Thinking of Buying Backcountry Gear? Pull the Trigger Soon
As concerns grow about the ski resorts’ COVID 19 policies, the interest in backcountry skiing has spiked, and backcountry ski and snowboard gear sales are expected to skyrocket. Are we heading for a similar gear shortage that the bike industry saw this past summer?
Yes…and no. Yes, most experts do think backcountry gear—especially boots—will likely sell out earlier this season than in seasons past. But ski and boot manufacturers have a better handle on pandemic-related supply chain issues than bike manufacturers did in the summer, mostly because ski manufacturers have had a longer lead time to prepare and adjust to COVID 19-related issues, so they are not expecting a shortage anywhere near as severe to that of the bike industry. (Also, demand for touring gear remains far smaller and more localized than that of bikes.)
According to Laura Holman, assistant ski buyer for the evo retail chain, which has a strong online sales component, sales in both the backcountry safety category (including beacons, shovels, probes, and avalanche airbag packs) and the skin category were up three-fold in September 2020 compared with September 2019. Alpine touring skis and bindings sales were double over the same time frame. “That’s just for the month of September, which is not our biggest month,” she said during a recent Zoom interview from her Seattle, Wash., home. “But we started seeing increases back in March and April of 2020.”
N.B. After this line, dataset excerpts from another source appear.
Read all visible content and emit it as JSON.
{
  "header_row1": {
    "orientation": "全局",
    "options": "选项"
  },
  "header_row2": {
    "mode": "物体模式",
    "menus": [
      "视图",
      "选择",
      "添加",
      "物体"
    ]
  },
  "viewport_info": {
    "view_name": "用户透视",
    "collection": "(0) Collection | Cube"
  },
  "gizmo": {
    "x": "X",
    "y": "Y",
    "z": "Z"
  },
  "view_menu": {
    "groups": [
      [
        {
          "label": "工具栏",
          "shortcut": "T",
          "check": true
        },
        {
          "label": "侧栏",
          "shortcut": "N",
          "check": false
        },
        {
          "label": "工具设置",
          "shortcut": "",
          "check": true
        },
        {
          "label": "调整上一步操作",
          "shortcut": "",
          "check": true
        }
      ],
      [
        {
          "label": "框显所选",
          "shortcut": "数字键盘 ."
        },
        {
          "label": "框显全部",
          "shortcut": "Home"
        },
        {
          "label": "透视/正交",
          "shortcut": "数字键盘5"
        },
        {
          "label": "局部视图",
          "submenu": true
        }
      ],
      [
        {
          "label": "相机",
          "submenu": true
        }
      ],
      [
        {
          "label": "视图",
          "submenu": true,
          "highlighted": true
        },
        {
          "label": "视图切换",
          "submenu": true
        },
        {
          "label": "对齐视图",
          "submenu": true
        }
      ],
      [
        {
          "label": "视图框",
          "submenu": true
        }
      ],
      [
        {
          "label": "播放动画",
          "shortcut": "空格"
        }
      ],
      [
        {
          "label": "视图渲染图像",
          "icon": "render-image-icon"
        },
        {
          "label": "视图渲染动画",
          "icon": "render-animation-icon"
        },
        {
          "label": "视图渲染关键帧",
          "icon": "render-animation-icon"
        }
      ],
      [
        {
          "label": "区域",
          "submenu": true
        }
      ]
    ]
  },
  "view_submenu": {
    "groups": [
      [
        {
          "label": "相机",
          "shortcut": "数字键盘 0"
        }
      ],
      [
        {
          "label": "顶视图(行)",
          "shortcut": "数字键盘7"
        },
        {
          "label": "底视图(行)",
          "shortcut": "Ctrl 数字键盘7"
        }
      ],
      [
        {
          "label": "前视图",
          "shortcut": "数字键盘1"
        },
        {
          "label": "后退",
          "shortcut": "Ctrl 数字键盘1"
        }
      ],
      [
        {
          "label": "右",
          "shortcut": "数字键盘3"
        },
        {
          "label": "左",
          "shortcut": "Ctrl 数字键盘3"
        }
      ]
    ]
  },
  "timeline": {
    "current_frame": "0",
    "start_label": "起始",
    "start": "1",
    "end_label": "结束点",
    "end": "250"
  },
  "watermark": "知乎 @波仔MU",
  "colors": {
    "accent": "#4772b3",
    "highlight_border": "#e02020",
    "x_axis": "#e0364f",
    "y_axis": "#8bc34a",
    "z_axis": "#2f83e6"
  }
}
According to John Weir, marketing manager at the brick-and-mortar store Bentgate Mountaineering in Golden, Colo., backcountry gear sales are currently trending about average for this time of year, but he expects that they will rise significantly nearing the onset of winter. “So far, it hasn’t been a blow-out, but it’s still 85 degrees out. Once fall really sets in and that snow starts flying, people will be scrambling more. There’s a lot of uncertainty with the resorts, and people are trying to see how that shakes out. We have seen a lot of people beginning the research process and thinking more creatively about how they are going to be skiing this year.” And if the ski resorts close again this season, he expects to see a gear scarcity similar to what retailers experienced last March. “After resorts closed, we sold out of all of our skins within a week,” he said.
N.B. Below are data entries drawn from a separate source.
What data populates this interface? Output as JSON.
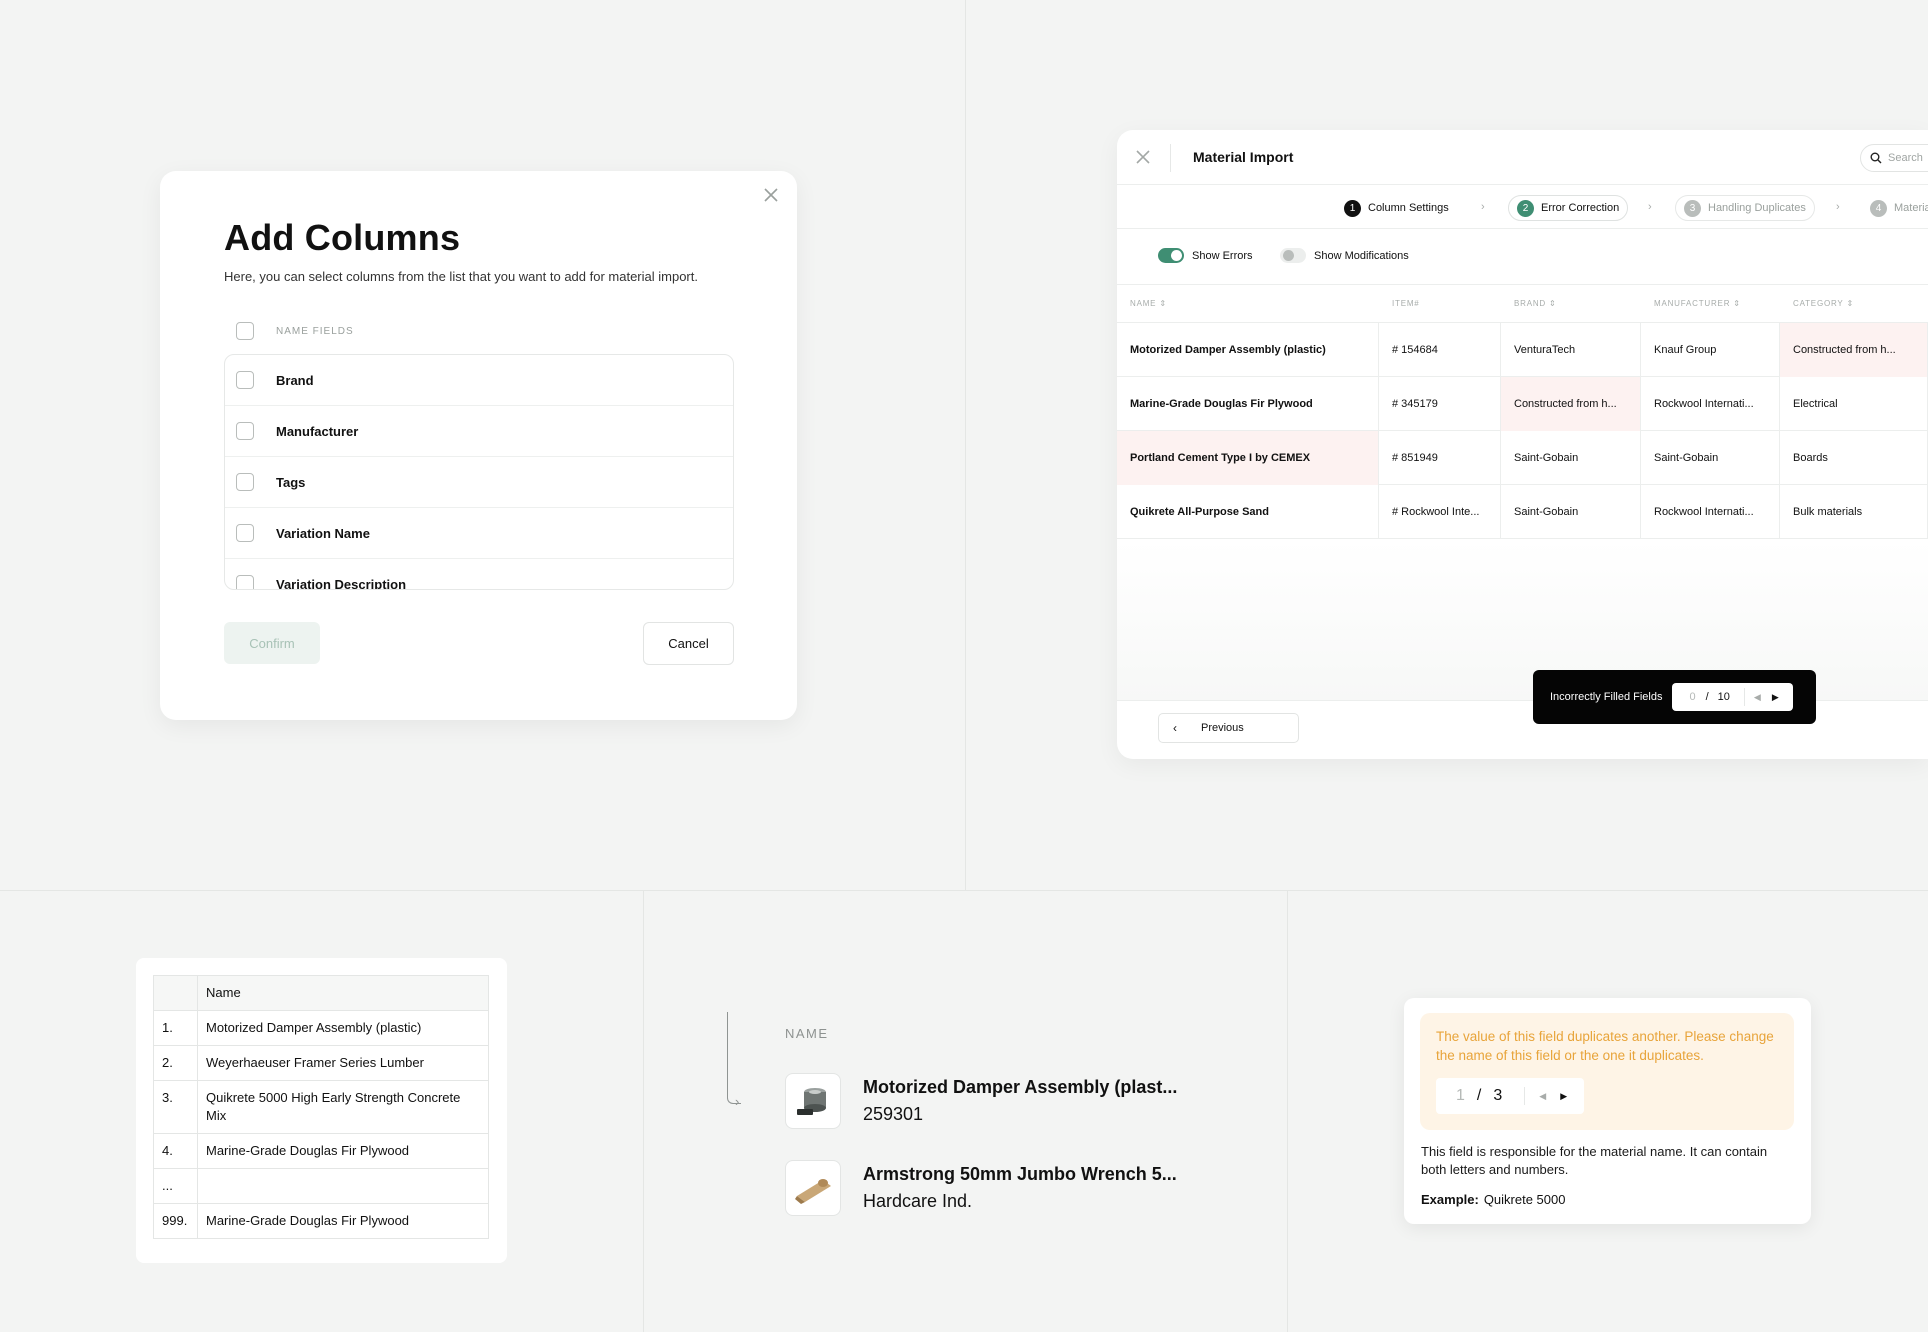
{
  "add_columns": {
    "title": "Add Columns",
    "description": "Here, you can select columns from the list that you want to add for material import.",
    "header_label": "NAME FIELDS",
    "items": [
      "Brand",
      "Manufacturer",
      "Tags",
      "Variation Name",
      "Variation Description"
    ],
    "confirm_label": "Confirm",
    "cancel_label": "Cancel"
  },
  "material_import": {
    "title": "Material Import",
    "search_placeholder": "Search",
    "steps": [
      {
        "num": "1",
        "label": "Column Settings"
      },
      {
        "num": "2",
        "label": "Error Correction"
      },
      {
        "num": "3",
        "label": "Handling Duplicates"
      },
      {
        "num": "4",
        "label": "Materials"
      }
    ],
    "toggles": [
      {
        "label": "Show Errors",
        "on": true
      },
      {
        "label": "Show Modifications",
        "on": false
      }
    ],
    "columns": [
      "NAME",
      "ITEM#",
      "BRAND",
      "MANUFACTURER",
      "CATEGORY"
    ],
    "rows": [
      {
        "name": "Motorized Damper Assembly (plastic)",
        "item": "# 154684",
        "brand": "VenturaTech",
        "manufacturer": "Knauf Group",
        "category": "Constructed from h..."
      },
      {
        "name": "Marine-Grade Douglas Fir Plywood",
        "item": "# 345179",
        "brand": "Constructed from h...",
        "manufacturer": "Rockwool Internati...",
        "category": "Electrical"
      },
      {
        "name": "Portland Cement Type I by CEMEX",
        "item": "# 851949",
        "brand": "Saint-Gobain",
        "manufacturer": "Saint-Gobain",
        "category": "Boards"
      },
      {
        "name": "Quikrete All-Purpose Sand",
        "item": "# Rockwool Inte...",
        "brand": "Saint-Gobain",
        "manufacturer": "Rockwool Internati...",
        "category": "Bulk materials"
      }
    ],
    "previous_label": "Previous",
    "error_bar": {
      "label": "Incorrectly Filled Fields",
      "current": "0",
      "sep": "/",
      "total": "10"
    }
  },
  "name_list": {
    "header": "Name",
    "rows": [
      {
        "n": "1.",
        "name": "Motorized Damper Assembly (plastic)"
      },
      {
        "n": "2.",
        "name": "Weyerhaeuser Framer Series Lumber"
      },
      {
        "n": "3.",
        "name": "Quikrete 5000 High Early Strength Concrete Mix"
      },
      {
        "n": "4.",
        "name": "Marine-Grade Douglas Fir Plywood"
      },
      {
        "n": "...",
        "name": ""
      },
      {
        "n": "999.",
        "name": "Marine-Grade Douglas Fir Plywood"
      }
    ]
  },
  "name_cards": {
    "label": "NAME",
    "cards": [
      {
        "title": "Motorized Damper Assembly (plast...",
        "sub": "259301"
      },
      {
        "title": "Armstrong 50mm Jumbo Wrench 5...",
        "sub": "Hardcare Ind."
      }
    ]
  },
  "duplicate_tip": {
    "message": "The value of this field duplicates another. Please change the name of this field or the one it duplicates.",
    "current": "1",
    "sep": "/",
    "total": "3",
    "body": "This field is responsible for the material name. It can contain both letters and numbers.",
    "example_label": "Example:",
    "example_value": "Quikrete 5000"
  },
  "colors": {
    "accent": "#3f8e73",
    "error_bg": "#fdf2f1",
    "warn_text": "#e8a43a",
    "warn_bg": "#fef4e6"
  }
}
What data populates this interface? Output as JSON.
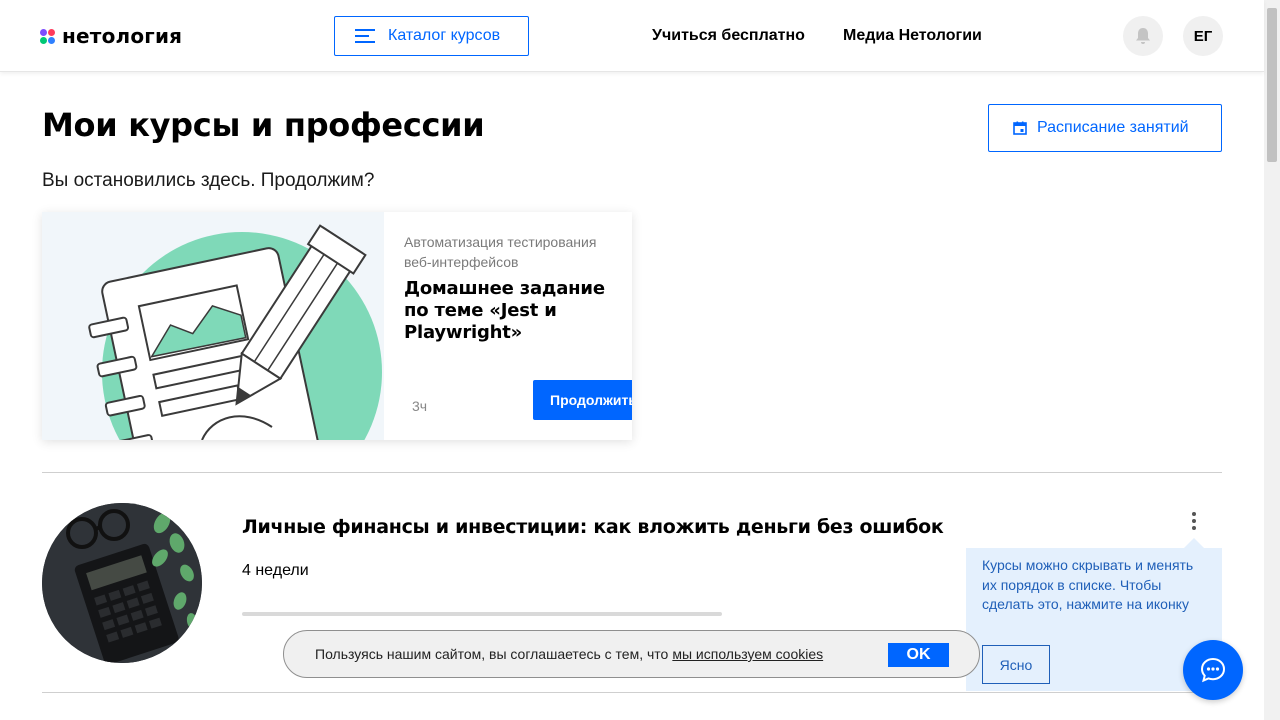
{
  "header": {
    "logo_text": "нетология",
    "catalog_label": "Каталог курсов",
    "nav": [
      {
        "label": "Учиться бесплатно"
      },
      {
        "label": "Медиа Нетологии"
      }
    ],
    "avatar_initials": "ЕГ",
    "bell_icon": "bell-icon"
  },
  "main": {
    "title": "Мои курсы и профессии",
    "schedule_label": "Расписание занятий",
    "subtitle": "Вы остановились здесь. Продолжим?"
  },
  "continue_card": {
    "course": "Автоматизация тестирования веб-интерфейсов",
    "lesson": "Домашнее задание по теме «Jest и Playwright»",
    "time": "3ч",
    "button_label": "Продолжить"
  },
  "course": {
    "title": "Личные финансы и инвестиции: как вложить деньги без ошибок",
    "duration": "4 недели",
    "progress": 0
  },
  "tooltip": {
    "text": "Курсы можно скрывать и менять их порядок в списке. Чтобы сделать это, нажмите на иконку",
    "button_label": "Ясно"
  },
  "cookie": {
    "text": "Пользуясь нашим сайтом, вы соглашаетесь с тем, что",
    "link": "мы используем cookies",
    "ok_label": "OK"
  },
  "colors": {
    "accent": "#0066ff",
    "tooltip_bg": "#e4f0fd",
    "illustration_green": "#7fd9b8"
  }
}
To accommodate the spike in interest, Weir increased Bentgate’s initial orders on touring gear and went a little thinner on alpine, he said. evo has done the same—“We’ve increased our orders pretty substantially,” Holman said—and the retailer will put in additional orders from manufacturers in categories that look like they may sell out.
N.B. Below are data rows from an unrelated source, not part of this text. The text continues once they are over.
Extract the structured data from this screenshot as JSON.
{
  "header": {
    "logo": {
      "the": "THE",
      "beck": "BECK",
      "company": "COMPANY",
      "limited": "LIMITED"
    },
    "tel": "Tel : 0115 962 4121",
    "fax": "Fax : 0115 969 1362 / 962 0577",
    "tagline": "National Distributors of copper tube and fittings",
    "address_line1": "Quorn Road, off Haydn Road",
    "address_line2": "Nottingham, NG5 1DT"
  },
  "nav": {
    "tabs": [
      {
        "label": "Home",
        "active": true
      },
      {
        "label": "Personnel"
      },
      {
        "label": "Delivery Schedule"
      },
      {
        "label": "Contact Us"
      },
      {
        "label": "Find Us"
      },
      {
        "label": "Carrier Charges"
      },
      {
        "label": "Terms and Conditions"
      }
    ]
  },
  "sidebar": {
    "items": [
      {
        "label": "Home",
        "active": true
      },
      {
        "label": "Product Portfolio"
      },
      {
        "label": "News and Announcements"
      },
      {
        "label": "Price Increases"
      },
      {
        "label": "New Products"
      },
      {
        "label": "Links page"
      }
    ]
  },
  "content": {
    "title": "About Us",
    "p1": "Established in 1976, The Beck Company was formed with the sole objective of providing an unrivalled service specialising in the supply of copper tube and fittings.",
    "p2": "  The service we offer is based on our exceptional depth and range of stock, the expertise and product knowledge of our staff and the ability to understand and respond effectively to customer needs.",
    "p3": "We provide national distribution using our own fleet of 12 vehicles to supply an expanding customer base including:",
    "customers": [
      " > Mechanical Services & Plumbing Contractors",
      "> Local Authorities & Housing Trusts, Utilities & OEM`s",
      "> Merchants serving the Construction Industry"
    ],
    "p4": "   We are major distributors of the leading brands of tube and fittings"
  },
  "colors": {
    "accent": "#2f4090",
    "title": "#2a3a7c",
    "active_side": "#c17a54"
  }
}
However, whether or not the manufacturers themselves are sold out will be the determining factor as to whether or not retailers will be able to restock. “The hope is that the manufacturer would have more, and we would catch it time to not sell out,” Holman said. “Brands are trying their best to be nimble, and a lot of retailers have been needing to go back to the well. Everyone’s trying to adapt to the roller coaster.”
Have manufacturers adequately prepared by increasing production? That depends on the brand, Holman says. The gear companies’ responses to the pandemic have varied greatly, from some actually trimming production, and others increasing it. According to Frank Shine, the North American director of marketing for Blizzard Tecnica, increasing production is not as simple as just turning on the factory to spit out a few hundred additional skis and boots at the last minute. “It’s a complicated production schedule that reaches many months into the future—which is why strong forecasting is necessary,” Shine said.
To that end, Blizzard Tecnica has done its best to forecast accordingly, and despite some challenges with international shipping caused by the pandemic, “We have worked with our global brand to explore opportunities to bring in extra product, and potentially fill the market demand with early release product when possible.” However, Shine also said, “A spike in interest and demand for this particular type of product may move our complete sell through to an earlier date.”
So what does all of this mean for you? “Buy gear now,” Weir advised, especially if you need new touring boots. “The most finite resource is a variety of boot sizes. Even in a standard year, we sell out of the better-fitting and skiing boots by February. With bindings and skis, there’s a little more variety and more leeway.”